D’autre part, lorsqu’on creuse un peu le phénomène, on constate les risques et les effets possibles sur les jeunes, plus précisément en ce qui concerne les étudiants. 

Le 23 septembre 2019, le ministre du Travail, de l’Emploi et de la Solidarité sociale, Jean Boulet, lançait son Plan d’action pour la main-d’œuvre (PAMO). Une des mesures de ce plan a particulièrement attiré mon attention: le «Chantier des compétences».

Elle vise à informer les jeunes et les personnes sans emploi des secteurs d’avenir, tels que les technologies de l’information, la santé, la gestion, les finances et l’administration afin de les encourager à s’y orienter.

Plan super pour quelqu’un qui possède le profil, les intérêts et les aptitudes pour ces domaines d’emploi!

Cependant, les risques de faire fausse route sont grands si on ne prend pas d’abord le temps d’évaluer le profil de ces jeunes pour vérifier s’il correspond à celui recherché pour ces emplois.

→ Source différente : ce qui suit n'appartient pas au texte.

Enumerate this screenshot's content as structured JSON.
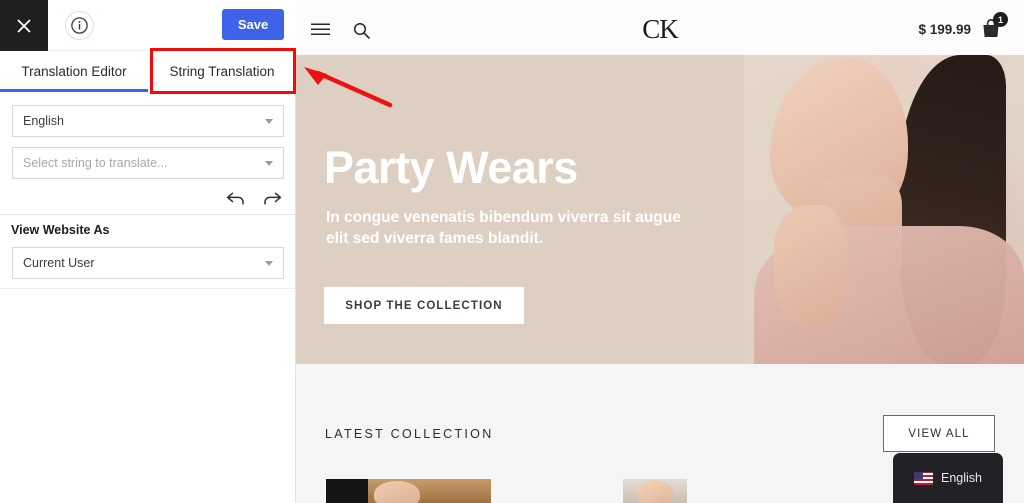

L’attrait d’un salaire hyper compétitif risque de détourner les jeunes d’un plan de carrière qui les comblerait peut-être de façon plus durable.

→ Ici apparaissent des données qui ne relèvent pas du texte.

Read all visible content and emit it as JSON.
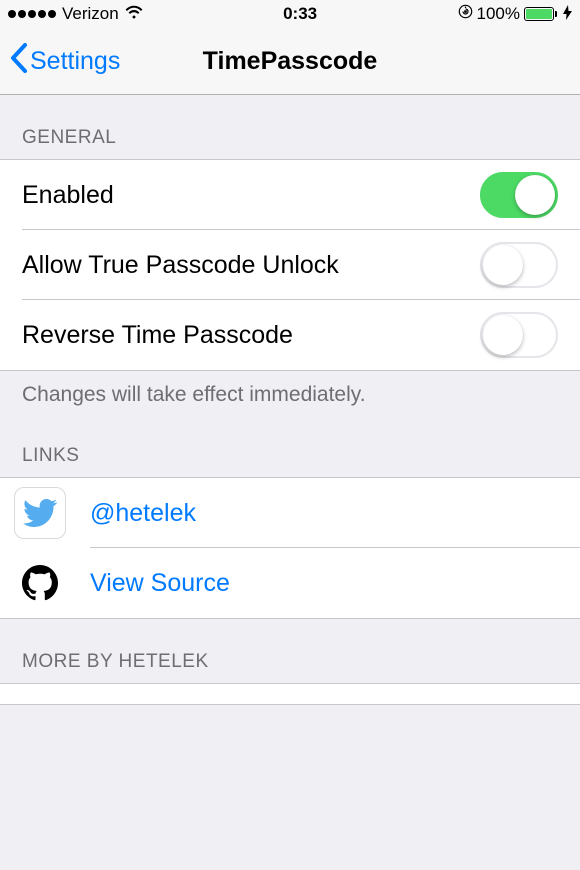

Y seront-ils heureux et pourront-ils s’y réaliser pleinement? Ont-ils le potentiel pour se diriger vers ces domaines? Auront-ils accès aux services nécessaires pour les accompagner dans leurs études, leur insertion sur le marché du travail puis leur maintien en emploi? Ou cherchons-nous simplement à occuper des postes non comblés? Sans une adéquation individu-travail, comment la motivation et l’intérêt de ces jeunes seront-ils maintenus à long terme? La satisfaction envers ces choix de carrière sera-t-elle durable?

L’attrait des emplois payants

En septembre, la Chambre de commerce du Montréal métropolitain et le Réseau réussite Montréal ont publié les résultats d’une recherche portant sur la conciliation études-travail qui révèle, entre autres, que la pénurie de main-d’œuvre a tendance à générer des emplois si attrayants qu’ils contribuent au risque de décrochage scolaire.

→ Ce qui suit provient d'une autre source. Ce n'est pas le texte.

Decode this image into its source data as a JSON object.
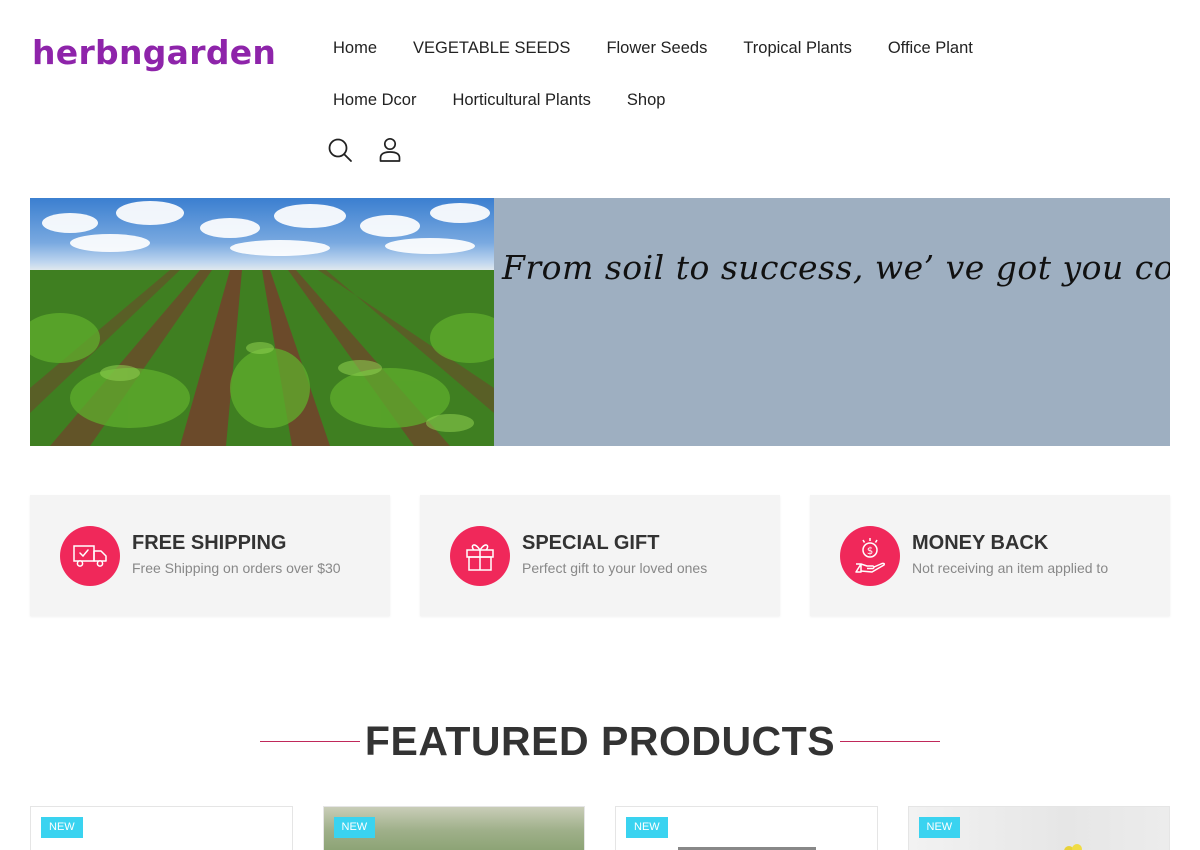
{
  "header": {
    "logo_text": "herbngarden",
    "nav": [
      "Home",
      "VEGETABLE SEEDS",
      "Flower Seeds",
      "Tropical Plants",
      "Office Plant",
      "Home Dcor",
      "Horticultural Plants",
      "Shop"
    ],
    "icons": [
      "search-icon",
      "user-icon"
    ]
  },
  "hero": {
    "tagline": "From soil to success, we’  ve got you covered",
    "banner_color": "#9eafc1"
  },
  "features": [
    {
      "title": "FREE SHIPPING",
      "desc": "Free Shipping on orders over $30",
      "icon": "truck-icon"
    },
    {
      "title": "SPECIAL GIFT",
      "desc": "Perfect gift to your loved ones",
      "icon": "gift-icon"
    },
    {
      "title": "MONEY BACK",
      "desc": "Not receiving an item applied to",
      "icon": "money-hand-icon"
    }
  ],
  "featured": {
    "title": "FEATURED PRODUCTS",
    "products": [
      {
        "badge": "NEW"
      },
      {
        "badge": "NEW"
      },
      {
        "badge": "NEW"
      },
      {
        "badge": "NEW"
      }
    ]
  },
  "colors": {
    "brand": "#8e24aa",
    "accent": "#f0285a",
    "badge": "#3ad3f0"
  }
}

Allons-nous créer un problème en tentant d’en régler un autre? 

Certes, pour certains emplois à combler, aucun diplôme n’est nécessaire. Cela peut très bien convenir à plusieurs jeunes qui n’ont pas l’intérêt ou la capacité de poursuivre des études. Pour ceux-ci, le marché du travail peut s’avérer un lieu plus indiqué que l’école pour apprendre, s’épanouir et déployer leur potentiel.

Toutefois, qu’en est-il des jeunes qui décideraient de quitter l’école alors qu’ils ont le potentiel et les aspirations pour des emplois nécessitant un diplôme?

La recherche mentionnée ci-dessus démontre que, d’ici 2026, le nombre d’emplois qualifiés augmentera de manière significative, au détriment des emplois semi-qualifiés ou non qualifiés, notamment en raison de l’automatisation.

Si de nombreux jeunes décrochent pour obtenir rapidement un emploi et un salaire attrayants, comment pourront-ils être préparés à faire face aux exigences du marché du travail de demain?

Occuper un emploi pendant les études n’est pas le problème. Au contraire, cela permet de vivre des expériences en dehors du monde scolaire et de se familiariser avec le marché du travail.

Il nous faut plutôt mettre en place de réelles mesures de conciliation études-travail et de soutien à la réussite éducative des jeunes. Il s’agit d’une responsabilité collective, qui interpelle plusieurs acteurs sociaux. 


Josée Landry, c.o., est présidente de l’Ordre des conseillers et conseillères d’orientation du Québec.